Concernant les charges locatives sollicitées à hauteur de la somme de 289,15 euros, le justificatif produit par Mme [R] en pièce 38 ne permet pas d'établir la justesse de cette somme avec l'évidence requise en référé.
Il y a lieu dans ces conditions d'infirmer l'ordonnance déférée à la cour du chef des provisions sollicitées.
4. L'indemnité d'éviction:
Mme [R] demande la cour de prononcer la déchéance du preneur de son droit à indemnité d'éviction au motif des impayés de loyers, demande qui excède les pouvoirs du juge des référés et relève de ceux du juge du fond, de sorte que l'ordonnance est confirmée de ce chef.
5. Les dommages intérêts :
Mme [R] sollicite l'indemnisation d'un préjudice moral faisant valoir l'attitude particulièrement déloyale de la locataire qui selon elle, utilise les dispositions légales protectrices des intérêts des locataires de bonne foi pour obtenir indûment de délais de paiement et soutenir qu'en raison de la crise du Covid-19, elle n'est tenue d'aucun loyer depuis le 15 mars 2020, aggravant ainsi sa situation personnelle.

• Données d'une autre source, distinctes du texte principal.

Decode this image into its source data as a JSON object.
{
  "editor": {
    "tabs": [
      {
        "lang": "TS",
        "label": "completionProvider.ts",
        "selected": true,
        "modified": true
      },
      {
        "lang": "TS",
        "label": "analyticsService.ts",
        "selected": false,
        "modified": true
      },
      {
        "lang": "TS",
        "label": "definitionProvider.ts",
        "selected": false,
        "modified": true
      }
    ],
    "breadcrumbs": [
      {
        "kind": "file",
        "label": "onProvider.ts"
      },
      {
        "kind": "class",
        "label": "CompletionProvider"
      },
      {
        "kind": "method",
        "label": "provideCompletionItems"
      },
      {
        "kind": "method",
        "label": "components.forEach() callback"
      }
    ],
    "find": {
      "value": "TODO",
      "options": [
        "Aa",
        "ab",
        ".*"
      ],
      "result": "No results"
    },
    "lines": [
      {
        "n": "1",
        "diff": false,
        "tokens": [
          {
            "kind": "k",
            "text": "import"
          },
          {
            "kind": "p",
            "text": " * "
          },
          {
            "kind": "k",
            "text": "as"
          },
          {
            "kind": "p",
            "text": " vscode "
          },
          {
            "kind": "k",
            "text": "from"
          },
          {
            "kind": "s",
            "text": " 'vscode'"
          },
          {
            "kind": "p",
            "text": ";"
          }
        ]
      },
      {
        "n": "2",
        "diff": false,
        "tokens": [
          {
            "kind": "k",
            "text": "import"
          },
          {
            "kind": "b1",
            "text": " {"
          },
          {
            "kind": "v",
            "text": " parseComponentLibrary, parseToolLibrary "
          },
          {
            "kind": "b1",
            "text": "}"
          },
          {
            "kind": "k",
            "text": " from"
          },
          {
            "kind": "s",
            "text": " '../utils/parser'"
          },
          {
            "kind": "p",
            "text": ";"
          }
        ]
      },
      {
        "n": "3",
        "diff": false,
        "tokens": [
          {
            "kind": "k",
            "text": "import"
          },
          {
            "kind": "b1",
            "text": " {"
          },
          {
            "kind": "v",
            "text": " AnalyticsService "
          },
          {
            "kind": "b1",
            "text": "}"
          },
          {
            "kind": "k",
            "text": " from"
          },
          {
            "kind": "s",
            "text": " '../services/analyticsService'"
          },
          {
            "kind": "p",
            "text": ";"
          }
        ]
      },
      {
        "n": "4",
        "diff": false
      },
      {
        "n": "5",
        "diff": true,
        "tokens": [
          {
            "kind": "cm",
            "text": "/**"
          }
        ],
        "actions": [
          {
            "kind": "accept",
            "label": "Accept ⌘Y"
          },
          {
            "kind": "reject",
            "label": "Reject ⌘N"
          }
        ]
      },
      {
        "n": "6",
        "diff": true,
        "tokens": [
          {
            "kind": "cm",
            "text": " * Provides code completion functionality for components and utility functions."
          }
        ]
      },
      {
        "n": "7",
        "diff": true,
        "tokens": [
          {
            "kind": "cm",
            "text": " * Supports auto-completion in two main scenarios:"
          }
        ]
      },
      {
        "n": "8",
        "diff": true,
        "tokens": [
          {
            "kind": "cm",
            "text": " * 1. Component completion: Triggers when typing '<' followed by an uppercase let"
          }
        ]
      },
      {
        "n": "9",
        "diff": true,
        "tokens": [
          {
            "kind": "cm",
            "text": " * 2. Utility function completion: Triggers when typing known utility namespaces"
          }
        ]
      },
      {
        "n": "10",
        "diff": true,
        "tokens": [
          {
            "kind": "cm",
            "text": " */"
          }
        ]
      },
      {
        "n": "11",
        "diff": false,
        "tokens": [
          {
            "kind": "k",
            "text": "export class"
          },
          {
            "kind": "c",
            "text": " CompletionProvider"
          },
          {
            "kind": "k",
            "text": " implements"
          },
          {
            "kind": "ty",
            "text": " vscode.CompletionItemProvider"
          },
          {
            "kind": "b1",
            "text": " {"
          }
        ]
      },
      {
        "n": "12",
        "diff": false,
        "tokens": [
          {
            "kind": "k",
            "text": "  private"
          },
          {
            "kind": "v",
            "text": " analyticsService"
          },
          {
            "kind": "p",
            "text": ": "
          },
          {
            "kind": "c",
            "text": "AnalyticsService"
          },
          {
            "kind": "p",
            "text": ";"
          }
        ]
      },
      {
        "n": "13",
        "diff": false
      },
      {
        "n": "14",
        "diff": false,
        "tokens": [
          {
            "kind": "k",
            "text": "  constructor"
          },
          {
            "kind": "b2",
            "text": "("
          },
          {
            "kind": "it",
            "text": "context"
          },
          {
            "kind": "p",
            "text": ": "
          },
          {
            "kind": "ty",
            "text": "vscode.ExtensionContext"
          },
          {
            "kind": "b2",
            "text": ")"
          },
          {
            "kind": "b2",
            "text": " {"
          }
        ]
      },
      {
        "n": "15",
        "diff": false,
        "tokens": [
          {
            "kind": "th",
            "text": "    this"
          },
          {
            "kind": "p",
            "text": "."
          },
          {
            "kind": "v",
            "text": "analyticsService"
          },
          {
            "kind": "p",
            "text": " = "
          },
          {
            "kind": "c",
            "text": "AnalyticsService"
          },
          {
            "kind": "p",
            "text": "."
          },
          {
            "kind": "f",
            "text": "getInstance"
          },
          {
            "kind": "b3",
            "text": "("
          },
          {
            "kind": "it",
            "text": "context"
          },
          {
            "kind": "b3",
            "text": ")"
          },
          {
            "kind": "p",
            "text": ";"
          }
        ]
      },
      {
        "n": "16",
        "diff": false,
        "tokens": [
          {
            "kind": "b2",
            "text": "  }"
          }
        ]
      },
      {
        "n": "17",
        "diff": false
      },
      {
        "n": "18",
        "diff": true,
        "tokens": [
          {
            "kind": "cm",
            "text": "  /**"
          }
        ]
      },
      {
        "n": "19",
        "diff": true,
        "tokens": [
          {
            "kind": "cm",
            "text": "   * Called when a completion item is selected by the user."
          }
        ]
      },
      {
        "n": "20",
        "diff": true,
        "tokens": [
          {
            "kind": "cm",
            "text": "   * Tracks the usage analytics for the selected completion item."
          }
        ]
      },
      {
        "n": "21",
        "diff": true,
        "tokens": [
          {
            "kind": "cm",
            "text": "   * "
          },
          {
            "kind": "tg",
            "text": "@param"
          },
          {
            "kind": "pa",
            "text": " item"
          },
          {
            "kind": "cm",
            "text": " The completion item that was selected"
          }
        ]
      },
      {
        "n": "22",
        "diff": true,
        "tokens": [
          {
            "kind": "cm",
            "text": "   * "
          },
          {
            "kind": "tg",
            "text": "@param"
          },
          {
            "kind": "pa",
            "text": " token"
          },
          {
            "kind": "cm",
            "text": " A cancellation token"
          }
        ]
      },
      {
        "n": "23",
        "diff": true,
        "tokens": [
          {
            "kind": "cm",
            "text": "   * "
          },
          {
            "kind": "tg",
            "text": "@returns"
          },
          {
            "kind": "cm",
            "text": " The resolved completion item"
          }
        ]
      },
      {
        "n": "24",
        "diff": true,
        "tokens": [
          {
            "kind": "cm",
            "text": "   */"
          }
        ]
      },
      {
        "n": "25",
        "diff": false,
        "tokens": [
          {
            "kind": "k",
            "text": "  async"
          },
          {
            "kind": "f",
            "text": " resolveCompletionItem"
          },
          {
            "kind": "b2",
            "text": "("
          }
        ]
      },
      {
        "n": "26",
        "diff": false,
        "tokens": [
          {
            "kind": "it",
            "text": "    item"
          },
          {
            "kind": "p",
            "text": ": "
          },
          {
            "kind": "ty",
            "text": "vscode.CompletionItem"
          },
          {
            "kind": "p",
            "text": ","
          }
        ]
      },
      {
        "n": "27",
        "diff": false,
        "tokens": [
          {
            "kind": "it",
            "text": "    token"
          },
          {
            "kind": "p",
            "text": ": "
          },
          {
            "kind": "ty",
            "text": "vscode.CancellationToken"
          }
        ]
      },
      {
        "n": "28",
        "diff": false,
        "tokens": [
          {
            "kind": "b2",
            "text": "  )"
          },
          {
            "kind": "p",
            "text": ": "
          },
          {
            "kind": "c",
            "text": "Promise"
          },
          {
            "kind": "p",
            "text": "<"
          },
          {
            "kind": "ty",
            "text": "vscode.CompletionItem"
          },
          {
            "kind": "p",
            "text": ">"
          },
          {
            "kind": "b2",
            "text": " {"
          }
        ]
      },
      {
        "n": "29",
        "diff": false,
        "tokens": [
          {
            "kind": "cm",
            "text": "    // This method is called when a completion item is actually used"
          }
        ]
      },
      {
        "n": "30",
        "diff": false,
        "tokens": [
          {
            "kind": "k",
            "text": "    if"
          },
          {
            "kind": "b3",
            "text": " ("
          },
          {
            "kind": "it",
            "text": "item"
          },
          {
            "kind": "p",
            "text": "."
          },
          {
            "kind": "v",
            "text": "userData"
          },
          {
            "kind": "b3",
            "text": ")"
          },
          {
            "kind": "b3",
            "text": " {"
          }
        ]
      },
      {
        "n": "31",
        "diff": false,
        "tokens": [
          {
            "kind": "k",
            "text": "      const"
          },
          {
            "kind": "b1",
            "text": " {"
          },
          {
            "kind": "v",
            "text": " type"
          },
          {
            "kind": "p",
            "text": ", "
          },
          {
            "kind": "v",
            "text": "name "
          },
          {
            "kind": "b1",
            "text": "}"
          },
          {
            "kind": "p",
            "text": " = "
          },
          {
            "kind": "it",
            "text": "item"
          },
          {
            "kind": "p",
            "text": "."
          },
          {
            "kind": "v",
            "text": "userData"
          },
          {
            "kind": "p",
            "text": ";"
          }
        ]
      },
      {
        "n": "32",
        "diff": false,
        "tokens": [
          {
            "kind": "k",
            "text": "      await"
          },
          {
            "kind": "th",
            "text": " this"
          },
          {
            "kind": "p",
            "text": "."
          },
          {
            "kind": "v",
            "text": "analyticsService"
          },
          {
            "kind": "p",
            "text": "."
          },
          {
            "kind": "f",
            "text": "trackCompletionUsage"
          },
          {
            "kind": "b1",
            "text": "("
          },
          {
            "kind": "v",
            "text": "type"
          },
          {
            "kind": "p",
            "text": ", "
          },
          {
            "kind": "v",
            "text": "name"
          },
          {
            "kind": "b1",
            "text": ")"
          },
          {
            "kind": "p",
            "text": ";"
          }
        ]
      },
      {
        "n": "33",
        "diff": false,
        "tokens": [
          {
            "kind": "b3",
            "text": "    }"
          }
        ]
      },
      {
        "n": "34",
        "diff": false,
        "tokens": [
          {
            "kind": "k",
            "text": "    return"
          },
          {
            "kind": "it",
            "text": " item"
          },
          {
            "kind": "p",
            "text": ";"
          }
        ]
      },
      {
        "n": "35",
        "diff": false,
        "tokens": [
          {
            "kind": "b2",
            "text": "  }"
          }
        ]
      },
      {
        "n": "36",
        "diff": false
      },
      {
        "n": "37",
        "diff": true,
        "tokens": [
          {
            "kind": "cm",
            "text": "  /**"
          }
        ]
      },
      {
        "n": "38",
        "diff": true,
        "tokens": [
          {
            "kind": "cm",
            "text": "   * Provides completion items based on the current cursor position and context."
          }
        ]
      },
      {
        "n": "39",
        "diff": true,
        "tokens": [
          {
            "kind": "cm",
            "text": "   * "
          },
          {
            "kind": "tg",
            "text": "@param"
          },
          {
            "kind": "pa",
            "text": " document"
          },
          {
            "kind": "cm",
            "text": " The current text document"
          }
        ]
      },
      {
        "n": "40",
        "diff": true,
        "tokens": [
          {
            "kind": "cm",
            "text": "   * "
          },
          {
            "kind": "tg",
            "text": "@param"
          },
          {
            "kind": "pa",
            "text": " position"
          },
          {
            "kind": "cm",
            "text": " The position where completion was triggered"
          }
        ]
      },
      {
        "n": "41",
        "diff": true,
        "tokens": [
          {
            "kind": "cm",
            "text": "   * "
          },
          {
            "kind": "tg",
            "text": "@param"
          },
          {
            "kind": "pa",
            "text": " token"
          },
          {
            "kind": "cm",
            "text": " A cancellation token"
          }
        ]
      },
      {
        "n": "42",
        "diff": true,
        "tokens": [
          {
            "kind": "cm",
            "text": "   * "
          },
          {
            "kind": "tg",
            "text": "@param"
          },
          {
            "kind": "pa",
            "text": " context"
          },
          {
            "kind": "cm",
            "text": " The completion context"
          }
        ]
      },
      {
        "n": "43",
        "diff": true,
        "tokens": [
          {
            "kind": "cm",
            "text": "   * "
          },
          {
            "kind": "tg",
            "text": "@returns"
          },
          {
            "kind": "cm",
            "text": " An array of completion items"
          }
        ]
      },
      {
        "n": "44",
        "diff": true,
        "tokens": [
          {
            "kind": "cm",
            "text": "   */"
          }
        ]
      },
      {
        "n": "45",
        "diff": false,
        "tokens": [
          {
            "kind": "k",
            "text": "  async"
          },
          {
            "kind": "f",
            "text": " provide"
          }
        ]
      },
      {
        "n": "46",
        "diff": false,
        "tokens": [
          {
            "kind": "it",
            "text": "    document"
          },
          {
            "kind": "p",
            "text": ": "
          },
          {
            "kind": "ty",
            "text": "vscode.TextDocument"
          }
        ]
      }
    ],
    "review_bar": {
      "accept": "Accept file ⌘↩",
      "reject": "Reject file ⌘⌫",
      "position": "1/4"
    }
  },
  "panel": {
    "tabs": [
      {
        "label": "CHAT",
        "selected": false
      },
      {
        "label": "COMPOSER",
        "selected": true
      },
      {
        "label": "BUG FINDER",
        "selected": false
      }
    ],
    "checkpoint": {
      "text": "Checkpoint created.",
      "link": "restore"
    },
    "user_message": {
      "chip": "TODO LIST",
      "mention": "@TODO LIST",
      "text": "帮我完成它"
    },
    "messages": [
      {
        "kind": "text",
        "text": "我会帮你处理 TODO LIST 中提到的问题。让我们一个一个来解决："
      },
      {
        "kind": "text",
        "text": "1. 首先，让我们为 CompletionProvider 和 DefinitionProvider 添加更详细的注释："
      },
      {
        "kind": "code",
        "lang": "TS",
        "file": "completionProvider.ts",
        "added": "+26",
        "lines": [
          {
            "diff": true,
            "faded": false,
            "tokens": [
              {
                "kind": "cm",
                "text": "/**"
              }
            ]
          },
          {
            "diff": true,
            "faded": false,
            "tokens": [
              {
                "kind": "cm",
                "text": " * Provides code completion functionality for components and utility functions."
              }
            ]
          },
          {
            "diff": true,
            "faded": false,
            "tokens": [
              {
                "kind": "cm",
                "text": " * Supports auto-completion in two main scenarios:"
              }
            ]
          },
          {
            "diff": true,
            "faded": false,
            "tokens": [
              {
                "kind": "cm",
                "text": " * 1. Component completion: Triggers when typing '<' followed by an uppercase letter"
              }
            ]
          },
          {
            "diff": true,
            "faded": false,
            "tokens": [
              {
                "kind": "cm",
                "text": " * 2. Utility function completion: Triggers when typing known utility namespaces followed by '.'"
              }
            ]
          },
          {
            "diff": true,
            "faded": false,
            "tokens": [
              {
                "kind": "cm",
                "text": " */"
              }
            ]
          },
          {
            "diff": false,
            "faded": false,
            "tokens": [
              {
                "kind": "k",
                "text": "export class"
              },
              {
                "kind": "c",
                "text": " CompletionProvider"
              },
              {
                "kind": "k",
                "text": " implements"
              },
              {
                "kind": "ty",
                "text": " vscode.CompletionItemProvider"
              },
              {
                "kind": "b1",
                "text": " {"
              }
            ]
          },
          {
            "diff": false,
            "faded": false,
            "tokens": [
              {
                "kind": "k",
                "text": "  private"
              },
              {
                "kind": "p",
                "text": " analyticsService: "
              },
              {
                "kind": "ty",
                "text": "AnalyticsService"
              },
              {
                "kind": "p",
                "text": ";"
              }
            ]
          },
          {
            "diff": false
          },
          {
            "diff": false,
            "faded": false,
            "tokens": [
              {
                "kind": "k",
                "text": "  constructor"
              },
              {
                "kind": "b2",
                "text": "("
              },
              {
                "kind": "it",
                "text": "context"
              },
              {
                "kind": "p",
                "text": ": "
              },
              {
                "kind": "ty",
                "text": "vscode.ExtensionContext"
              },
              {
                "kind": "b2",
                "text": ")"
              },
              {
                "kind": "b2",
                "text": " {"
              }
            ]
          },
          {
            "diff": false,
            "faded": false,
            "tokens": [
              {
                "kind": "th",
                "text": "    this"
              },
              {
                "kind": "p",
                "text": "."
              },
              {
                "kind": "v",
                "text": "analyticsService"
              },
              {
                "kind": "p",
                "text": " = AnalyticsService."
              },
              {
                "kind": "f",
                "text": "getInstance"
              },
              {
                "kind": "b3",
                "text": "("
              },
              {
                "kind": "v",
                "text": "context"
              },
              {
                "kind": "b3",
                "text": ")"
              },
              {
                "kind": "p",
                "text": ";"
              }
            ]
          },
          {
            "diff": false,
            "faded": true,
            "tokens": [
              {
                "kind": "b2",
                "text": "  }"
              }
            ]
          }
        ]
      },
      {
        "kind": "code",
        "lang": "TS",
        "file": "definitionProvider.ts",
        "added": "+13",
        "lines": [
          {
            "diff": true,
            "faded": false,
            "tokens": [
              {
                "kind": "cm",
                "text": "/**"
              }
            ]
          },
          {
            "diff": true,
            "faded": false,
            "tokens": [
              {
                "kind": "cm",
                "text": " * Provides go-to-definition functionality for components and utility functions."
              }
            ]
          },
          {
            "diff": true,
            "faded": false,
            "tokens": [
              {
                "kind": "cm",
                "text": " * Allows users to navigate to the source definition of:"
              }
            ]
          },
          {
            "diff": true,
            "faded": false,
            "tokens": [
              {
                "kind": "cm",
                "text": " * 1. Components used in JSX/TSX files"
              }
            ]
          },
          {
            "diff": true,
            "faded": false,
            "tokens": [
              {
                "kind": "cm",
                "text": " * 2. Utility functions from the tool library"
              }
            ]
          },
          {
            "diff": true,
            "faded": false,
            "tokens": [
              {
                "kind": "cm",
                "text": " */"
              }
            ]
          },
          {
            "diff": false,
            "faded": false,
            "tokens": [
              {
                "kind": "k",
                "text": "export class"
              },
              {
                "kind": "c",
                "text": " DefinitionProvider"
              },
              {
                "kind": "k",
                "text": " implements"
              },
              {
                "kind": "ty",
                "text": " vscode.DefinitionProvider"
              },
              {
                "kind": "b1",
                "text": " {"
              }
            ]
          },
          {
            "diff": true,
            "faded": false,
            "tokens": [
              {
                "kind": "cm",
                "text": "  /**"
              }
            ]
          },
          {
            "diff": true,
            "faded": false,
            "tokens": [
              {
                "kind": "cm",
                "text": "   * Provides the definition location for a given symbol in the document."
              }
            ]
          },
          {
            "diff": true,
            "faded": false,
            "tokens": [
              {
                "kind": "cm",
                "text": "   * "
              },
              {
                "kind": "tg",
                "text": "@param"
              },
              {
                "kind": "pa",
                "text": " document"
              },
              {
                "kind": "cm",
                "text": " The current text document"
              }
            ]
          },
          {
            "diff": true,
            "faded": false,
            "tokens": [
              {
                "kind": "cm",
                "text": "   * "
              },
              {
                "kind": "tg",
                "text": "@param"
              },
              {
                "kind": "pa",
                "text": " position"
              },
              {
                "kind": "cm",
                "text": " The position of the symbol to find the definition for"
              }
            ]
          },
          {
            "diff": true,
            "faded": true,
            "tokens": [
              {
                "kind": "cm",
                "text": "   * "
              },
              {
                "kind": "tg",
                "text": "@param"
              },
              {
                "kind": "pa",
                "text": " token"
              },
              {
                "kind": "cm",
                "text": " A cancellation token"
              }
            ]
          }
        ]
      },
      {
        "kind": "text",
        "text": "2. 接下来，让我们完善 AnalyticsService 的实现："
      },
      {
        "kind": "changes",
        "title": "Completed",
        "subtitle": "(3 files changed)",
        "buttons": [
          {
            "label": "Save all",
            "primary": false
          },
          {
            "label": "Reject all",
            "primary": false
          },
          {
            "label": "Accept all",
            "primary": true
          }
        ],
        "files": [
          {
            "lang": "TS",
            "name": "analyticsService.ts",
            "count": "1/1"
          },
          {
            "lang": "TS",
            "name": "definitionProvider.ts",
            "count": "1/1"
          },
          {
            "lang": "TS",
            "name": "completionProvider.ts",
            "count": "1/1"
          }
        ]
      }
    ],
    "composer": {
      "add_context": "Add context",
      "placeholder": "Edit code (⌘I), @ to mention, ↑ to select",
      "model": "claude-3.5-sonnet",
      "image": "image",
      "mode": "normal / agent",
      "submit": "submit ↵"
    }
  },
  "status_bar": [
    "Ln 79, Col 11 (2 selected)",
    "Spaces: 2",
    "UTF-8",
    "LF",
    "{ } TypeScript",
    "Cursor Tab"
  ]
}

Si le juge des référés peut en effet accorder une provision à valoir sur les dommages intérêts, l'appréciation du comportement fautif de la SAS d'Exploitation Résidence de Tourisme ne relève cependant pas de ses pouvoirs.
L'ordonnance doit être confirmée de ce chef.
6. Les dépens :
Mme [R] sollicite que les dépens comprennent outre le coût du commandement de payer délivré le 20 janvier 2021, celui des commandements de payer délivrés les 18 octobre 2018, 18 décembre 2018 et 1er avril 2019.
Si le coût du commandement afférent à la présente instance peut être effectivement compris dans les dépens, les autres commandements, qui ne sont pas des actes préalables nécessaires à l'engagement de l'instance, ni à une instance ayant préparé l'instance présente, ne seront pas inclus dans les dépens.
Il y a lieu enfin de condamner la SAS d'Exploitation Résidence de Tourisme au paiement de la somme de 3 000 euros en application de l'article 700 du code de procédure civile.
PAR CES MOTIFS :
La Cour,
Infirme l'ordonnance du 9 août 2021 prononcée par le juge des référés du tribunal judiciaire de Marseille sauf sur l'indemnité d'éviction et les dommages intérêts;
Statuant à nouveau et y ajoutant :
Condamne la SAS d'Exploitation Résidence de Tourisme à payer à Mme [R], les sommes provisionnelles de :
- 3479,09 euros au titre des loyers arrêtés au 16 septembre 2022,
- 134 euros à valoir sur la taxe d'enlèvement des ordures ménagères pour l'année 2020,
- 134 euros à valoir sur la taxe d'enlèvement des ordures ménagères pour l'année 2021,
Dit n'y avoir lieu à référé sur la demande de provision au titre des charges locatives 2019 et 2020 ;
Constate l'acquisition de la clause résolutoire et, de fait, la résiliation de plein droit du bail commercial à compter du 20 février 2021 ;
Dit que la SAS d'Exploitation Résidence de Tourisme devra libérer les lieux et que faute de l'avoir fait, elle pourra être expulsée ainsi que tout occupant de son chef, avec au besoin l'assistance de la force publique ;
Condamne la SAS d'Exploitation Résidence de Tourisme au paiement d'une indemnité provisionnelle d'occupation d'un montant de 487,90 euros hors taxes et hors charges, jusqu'à la libération effective des lieux et la remise des clés ;
Dit n'y avoir lieu à référé sur la demande de Mme [R] au titre de l'indemnité d'éviction ;
Dit n'y avoir lieu à référé sur la demande de Mme [R] à titre de dommages intérêts ;
Condamne la SAS d'Exploitation Résidence de Tourisme à payer à Mme [R] la somme de 3000 euros au titre de l'article 700 du Code de procédure civile ;
Déboute Mme [R] de sa demande tendant à voir inclure dans les dépens le coût des commandements de payer délivrés les 18 octobre 2018, 18 décembre 2018 et 1er avril 2019 ;
Condamne la SAS d'Exploitation Résidence de Tourisme aux entiers dépens, en ceux compris le coût du commandement de payer délivré le 20 janvier 2021.